Steve Hayman has worked for the Environment Agency (and its predecessor organisations) for 40 years, covering a range of roles including managing river and sea defence projects, mainly across Norfolk, Suffolk and Essex.
Steve, a chartered civil engineer, who is currently senior coastal advisor, said:
I feel very fortunate that I was entrusted with a range of important engineering works, which included the Colne Barrier in Essex and major sea and tidal defence schemes at Heacham/Hunstanton, Wells, Sea Palling, Great Yarmouth, Aldeburgh, Felixstowe, Parkeston and Clacton/Jaywick.
Since 2010, his role has been liaising with local authorities and other organisations to implement sustainable policies along the Norfolk coast.
Steve believes the biggest change over the years has been the advances in technology, which has improved the service the EA provides, especially when it comes to dealing with flooding incidents.
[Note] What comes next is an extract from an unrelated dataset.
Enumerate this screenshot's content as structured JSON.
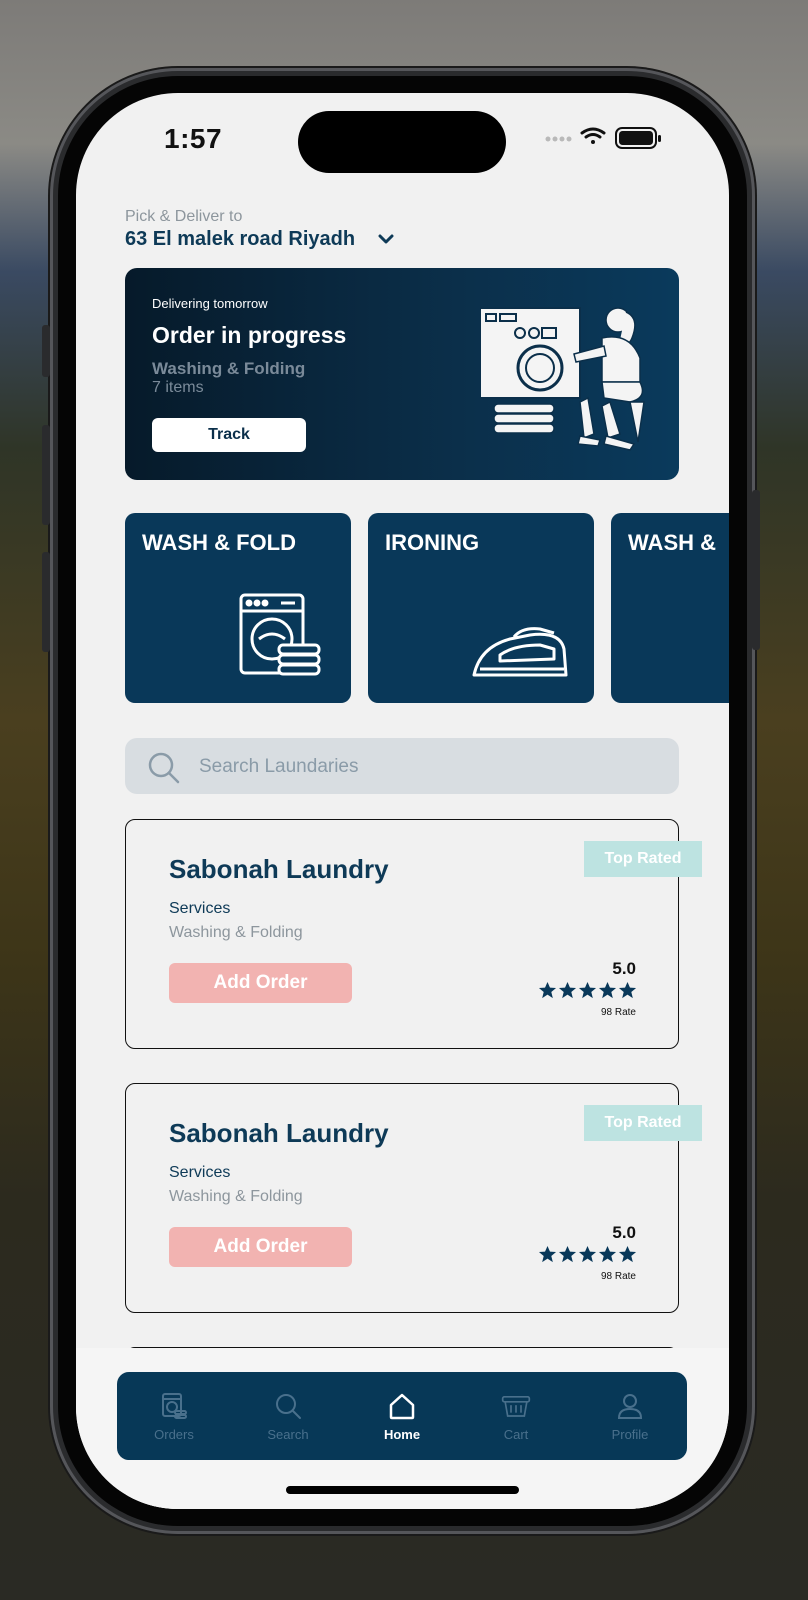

He said:
My early introduction to the risks we face around our coast was a major tidal surge in January 1978. The extent of the flood risk only really became apparent as we monitored the rising tide about 4 hours before high water at Wells. Even then, our ability to warn members of the public relied mainly on limited telephone communication with the local police.
By comparison, in a similar event we experienced in December 2013, with the benefit of accurate computer forecasts, we were preparing with our partners days in advance of the flood itself. We were able to keep people informed through the local media and by regularly updating flooding predictions on our website and we also now have the capability to issue warnings directly to households within areas at risk.
The East coast surge in December 2013 was the most serious event of its kind in 60 years. Unfortunately 500 homes and businesses were flooded across Norfolk, Suffolk and Essex but the advances in flood warning and improvements made to the sea defences prevented the devastating consequences experienced in 1953. EA defences protected more than 68,000 properties.
Steve was heavily involved taking part in media interviews throughout the day and night. Subsequently he took on the role of flood ambassador for Norfolk, working with affected communities, local authorities and partners for up to a year after the event.
He said it is his colleagues he will miss the most, and retirement will consist of tackling long-promised jobs around the house and garden, as well managing two small building projects.
Mark Johnson, Area Coastal Manager, said:
Steve has given 40 years loyal service to the EA and its predecessor organisations. He is a true gentleman and font of coastal knowledge. The trust he has built up with partners is something for all to aspire to. We all wish Steve a long and healthy retirement.